If you click in it, you will open the Character Set Conversion window:

character set conversion window

where you can select if you want to upgrade to utf8mb4 only the tables and columns defined with utf8/utf8mb3 or any other existing character set too, like latin, etc.

We strongly recommend you to try this first in a clone, to evaluate the changes and how these may affect your applications. You can also try first a 'dry run', in which case the job will only show you the changes that it would apply to your schema but nothing else.

Once you Confirm these changes in the window, a job will be executed to execute the conversion. Once it finishes, you can go to your CERNBox account and check a new folder called charset_conversion_reports under Shares --> Shared with me --> \<your_instance_name> folder.

CERNBox charset conversion reports folder

In this folder you will find three or five different files (depending on if you selected just a dry run or not).

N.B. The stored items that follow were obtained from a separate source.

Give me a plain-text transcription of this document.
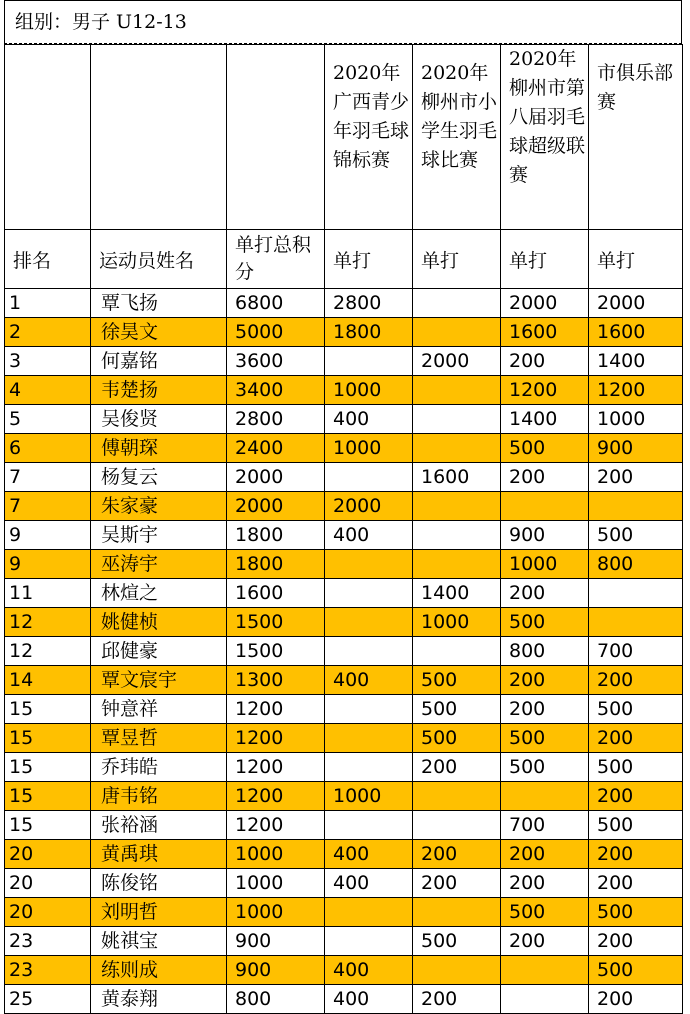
组别：男子 U12-13
			2020年广西青少年羽毛球锦标赛	2020年柳州市小学生羽毛球比赛	2020年柳州市第八届羽毛球超级联赛	市俱乐部赛
排名	运动员姓名	单打总积分	单打	单打	单打	单打
1	覃飞扬	6800	2800		2000	2000
2	徐昊文	5000	1800		1600	1600
3	何嘉铭	3600		2000	200	1400
4	韦楚扬	3400	1000		1200	1200
5	吴俊贤	2800	400		1400	1000
6	傅朝琛	2400	1000		500	900
7	杨复云	2000		1600	200	200
7	朱家豪	2000	2000			
9	吴斯宇	1800	400		900	500
9	巫涛宇	1800			1000	800
11	林煊之	1600		1400	200	
12	姚健桢	1500		1000	500	
12	邱健豪	1500			800	700
14	覃文宸宇	1300	400	500	200	200
15	钟意祥	1200		500	200	500
15	覃昱哲	1200		500	500	200
15	乔玮皓	1200		200	500	500
15	唐韦铭	1200	1000			200
15	张裕涵	1200			700	500
20	黄禹琪	1000	400	200	200	200
20	陈俊铭	1000	400	200	200	200
20	刘明哲	1000			500	500
23	姚祺宝	900		500	200	200
23	练则成	900	400			500
25	黄泰翔	800	400	200		200
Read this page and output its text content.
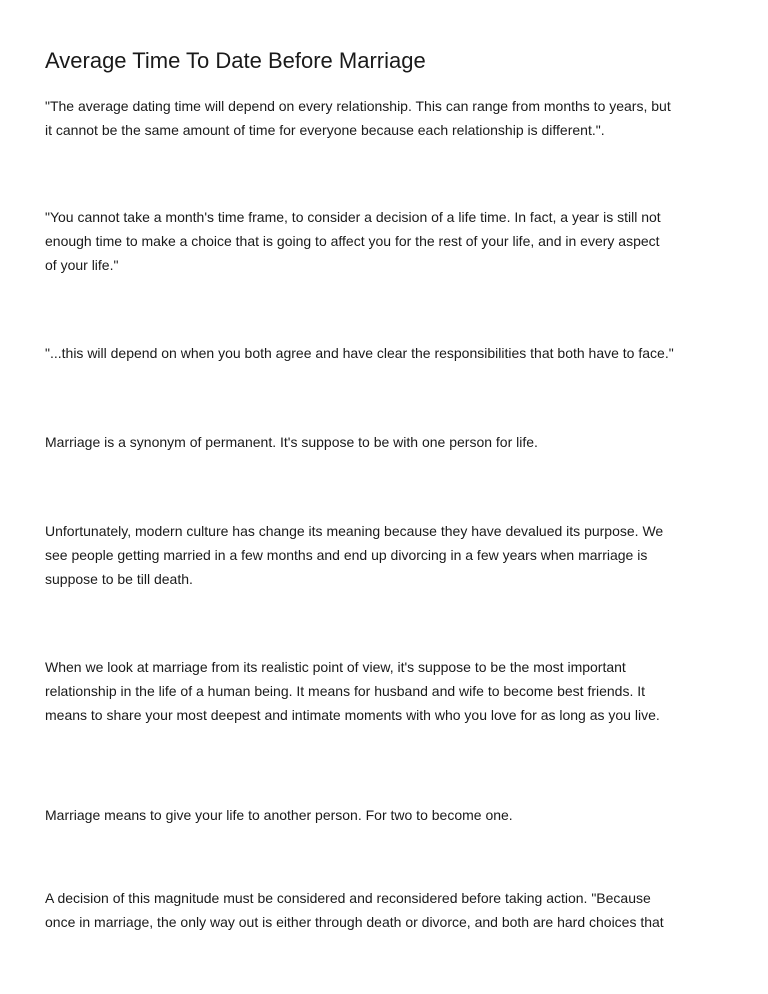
Average Time To Date Before Marriage

"The average dating time will depend on every relationship. This can range from months to years, but
it cannot be the same amount of time for everyone because each relationship is different.".

"You cannot take a month's time frame, to consider a decision of a life time. In fact, a year is still not
enough time to make a choice that is going to affect you for the rest of your life, and in every aspect
of your life."

"...this will depend on when you both agree and have clear the responsibilities that both have to face."

Marriage is a synonym of permanent. It's suppose to be with one person for life.

Unfortunately, modern culture has change its meaning because they have devalued its purpose. We
see people getting married in a few months and end up divorcing in a few years when marriage is
suppose to be till death.

When we look at marriage from its realistic point of view, it's suppose to be the most important
relationship in the life of a human being. It means for husband and wife to become best friends. It
means to share your most deepest and intimate moments with who you love for as long as you live.

Marriage means to give your life to another person. For two to become one.

A decision of this magnitude must be considered and reconsidered before taking action. "Because
once in marriage, the only way out is either through death or divorce, and both are hard choices that
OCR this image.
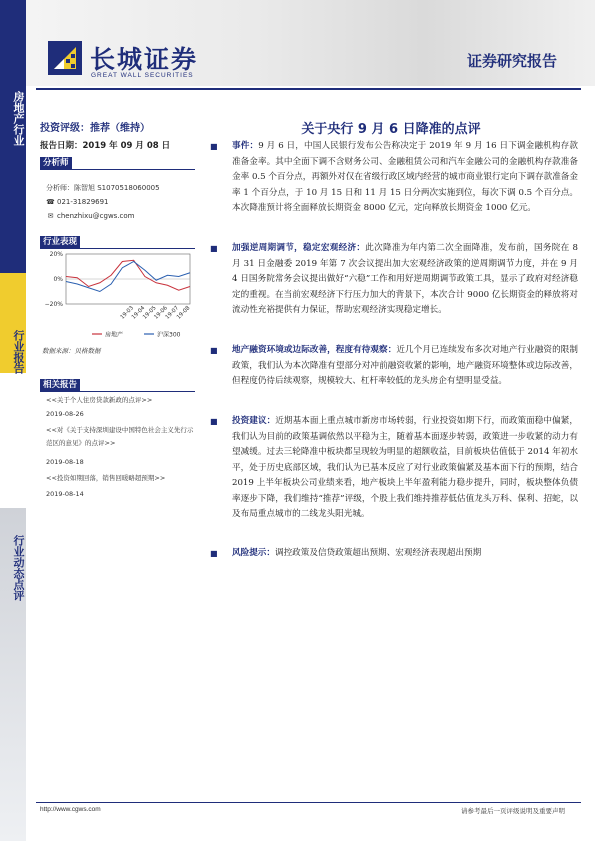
房地产行业
行业报告
行业动态点评
长城证券
GREAT WALL SECURITIES
证券研究报告
投资评级：推荐（维持）
报告日期：2019 年 09 月 08 日
分析师
分析师：陈智旭 S1070518060005
☎ 021-31829691
✉ chenzhixu@cgws.com
行业表现
20%
0%
−20%
19-03
19-04
19-05
19-06
19-07
19-08
房地产	沪深300
数据来源：贝格数据
相关报告
<<关于个人住房贷款新政的点评>>
2019-08-26
<<对《关于支持深圳建设中国特色社会主义先行示范区的意见》的点评>>
2019-08-18
<<投资如期回落，销售回暖略超预期>>
2019-08-14
关于央行 9 月 6 日降准的点评
■	事件：9 月 6 日，中国人民银行发布公告称决定于 2019 年 9 月 16 日下调金融机构存款准备金率。其中全面下调不含财务公司、金融租赁公司和汽车金融公司的金融机构存款准备金率 0.5 个百分点，再额外对仅在省级行政区域内经营的城市商业银行定向下调存款准备金率 1 个百分点，于 10 月 15 日和 11 月 15 日分两次实施到位，每次下调 0.5 个百分点。本次降准预计将全面释放长期资金 8000 亿元，定向释放长期资金 1000 亿元。
■	加强逆周期调节，稳定宏观经济：此次降准为年内第二次全面降准，发布前，国务院在 8 月 31 日金融委 2019 年第 7 次会议提出加大宏观经济政策的逆周期调节力度，并在 9 月 4 日国务院常务会议提出做好“六稳”工作和用好逆周期调节政策工具，显示了政府对经济稳定的重视。在当前宏观经济下行压力加大的背景下，本次合计 9000 亿长期资金的释放将对流动性充裕提供有力保证，帮助宏观经济实现稳定增长。
■	地产融资环境或边际改善，程度有待观察：近几个月已连续发布多次对地产行业融资的限制政策，我们认为本次降准有望部分对冲前融资收紧的影响，地产融资环境整体或边际改善，但程度仍待后续观察，规模较大、杠杆率较低的龙头房企有望明显受益。
■	投资建议：近期基本面上重点城市新房市场转弱，行业投资如期下行，而政策面稳中偏紧，我们认为目前的政策基调依然以平稳为主，随着基本面逐步转弱，政策进一步收紧的动力有望减缓。过去三轮降准中板块都呈现较为明显的超额收益，目前板块估值低于 2014 年初水平，处于历史底部区域，我们认为已基本反应了对行业政策偏紧及基本面下行的预期，结合 2019 上半年板块公司业绩来看，地产板块上半年盈利能力稳步提升，同时，板块整体负债率逐步下降，我们维持“推荐”评级，个股上我们维持推荐低估值龙头万科、保利、招蛇，以及布局重点城市的二线龙头阳光城。
■	风险提示：调控政策及信贷政策超出预期、宏观经济表现超出预期
http://www.cgws.com	请参考最后一页评级说明及重要声明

files generated after charset conversion

  • the alter_statements-<timestamp>.sql file contains ALL the SQL statements that will be executed to perform the character set conversion of the instance.
  • the alter_statements_result-<timestamp>.log file constains the result of the execution of those statements.
  • the dump-before-charset_conversion-<timestamp>.sql file contains a DDL dump of your database objects before the character conversion.
  • the dump-after-charset_conversion-<timestamp>.sql file contains a DDL dump of your database objects after the character conversion.
  • finally, the dump-diff-<timestamp>.log file contains a diff of the previous two files to better identify what changed.